Now, p-value is not used by itself. It is just a statement of fact, not of importance. So it is used to help decide if a result is significant. For example, when doing a medical study, if 60% of those taking a drug are cured in 3 days, is this significant when those taking the placebo see a 55% cure rate over 3 days or was it just random deviation?

So, before doing your experiment/measurements you need to decide what your significance level will be. A very common one is 5%. This means that it was decided (and it is an arbitrary decision though different fields have professional standards) that an outcome will be viewed as statistically significant only if the observed outcome had less than a 5% chance of happening purely by chance (the p-value).

In our example, the p-value of 57 heads was 7.13%. So if we were using a 5% standard, getting 57 heads would not be viewed as statistically significant. Therefore it can not be viewed as providing support for a hypothesis that the coin is not fair. If however, you got 61 heads, the p-value for that is (again, just making up a number) 2.67%.

2.67% is less than the significance level of 5% which means it would be viewed as statistically significant. One important thing to keep in mind is that this does not prove anything, it is just evidence in favor of the hypothesis that the coin is not fair.

I assume you've tried the usual suspects for knowledge?

Wikipedia (http://en.wikipedia.org/wiki/P-value)
One site (http://www.statsoft.com/textbook/esc.html#What%20is%20%22statistical%20significance %22%20(p-level))
Another site (http://www.sportsci.org/resource/stats/pvalues.html)

Thank you Alex!!!!!!!! That does help. I'll post some more soon. The assignment is done, I missed the questions I thought I nailed. Teacher tried to explain it but it didn't make any more sense then the lesson did. I really appreciate you taking the time to help.

Kevy, no I did not check those sites. I have a book and a ton of online resources and just don't "get it". I've had pretty good luck with Alex, Moonie and GD helpin and I am so grateful that they are able to.


just need a D. just need a D. just need a D.

And just in case you're wondering what the real world value of this stuff is, I just had a meeting today where we discussed p-values and the topic was a in looking at how 3 different advertisements for the same product performed.

just need a D. just need a D. just need a D.D stands for Done.

I got one D in college - in Geology (for Life Science credit). Didn't really hurt my overall GPA (which at this point in my life is completely irrelevant).

D stands for Done.

I got one D in college - in Geology (for Life Science credit). Didn't really hurt my overall GPA (which at this point in my life is completely irrelevant).

BINGO

Halp! I'm pretty sure I did this all wrong. I read everything I have and I can't figure it out. Can someone explain where I went wrong?

3. Suppose studies have shown that approximately 20% (.2) of Americans regularly engage in exercise (at least 3 times per week).
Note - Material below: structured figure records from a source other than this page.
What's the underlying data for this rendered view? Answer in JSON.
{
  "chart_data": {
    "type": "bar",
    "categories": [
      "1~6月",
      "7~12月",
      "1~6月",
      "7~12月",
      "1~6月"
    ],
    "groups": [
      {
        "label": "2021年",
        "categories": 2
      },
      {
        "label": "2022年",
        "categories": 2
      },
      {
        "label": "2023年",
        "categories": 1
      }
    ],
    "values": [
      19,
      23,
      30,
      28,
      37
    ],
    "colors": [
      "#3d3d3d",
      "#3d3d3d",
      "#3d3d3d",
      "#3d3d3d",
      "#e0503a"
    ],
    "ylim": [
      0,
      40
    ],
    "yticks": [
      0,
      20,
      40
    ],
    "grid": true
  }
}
a. If one American is randomly selected, what is the probability that he or she does not regularly engage in exercise? Set up calculation.

1 - .20 = .80

The probability that a randomly selected American does not engage in regular exercise is 80%

b. If three Americans are randomly selected, what is the probability that all three regularly engage in exercise? Set up the calculation.

1 - .20 = .80
.80 x 3 = 2.4

The probability that three randomly selected Americans engage in regular exercise is 2.4

c. What assumption is being made in part b above?

The assumption being made in part B is that the events are mutually excclusive.
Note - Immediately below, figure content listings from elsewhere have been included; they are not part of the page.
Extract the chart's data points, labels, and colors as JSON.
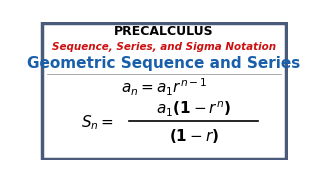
{
  "background_color": "#ffffff",
  "border_color": "#4a5a7a",
  "border_linewidth": 2.5,
  "title_text": "PRECALCULUS",
  "title_color": "#000000",
  "title_fontsize": 9,
  "subtitle_text": "Sequence, Series, and Sigma Notation",
  "subtitle_color": "#cc1111",
  "subtitle_fontsize": 7.5,
  "heading_text": "Geometric Sequence and Series",
  "heading_color": "#1a5faa",
  "heading_fontsize": 11,
  "formula1_fontsize": 11,
  "formula2_fontsize": 11,
  "formula_color": "#000000"
}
d. If two Americans are randomly selected, what is the probability that the first American regularly engages in exercise while the second American does not regularly engage in exercise? Set up the calculation.

1 - .20 = .80
.80 x .20 = .16 because the two events are independent

Make sure that the values are in the correct order.

'a' is correct.

'b' is incorrect, you've made 2 errors. First, look at what it's asking. It wants odds that all three ARE regularly engaged in exercise. Second, you've used the wrong operation. Multiplication is correct, but you are not multiplying the correct thing.

'c', well there are a lot of assumptions in that. But I'm guessing that the assumption being asked for is something along the lines of you're assuming that taking removing one person from the population is not enough to have any significant effect on the percentage of the remaining population that exercises. If, for example, the population was only 5, with the same 20% chance of a person being and exerciser, if you select one person, the odds that any one of the remaining does exercise is either 25% or 0%, depending on who you picked.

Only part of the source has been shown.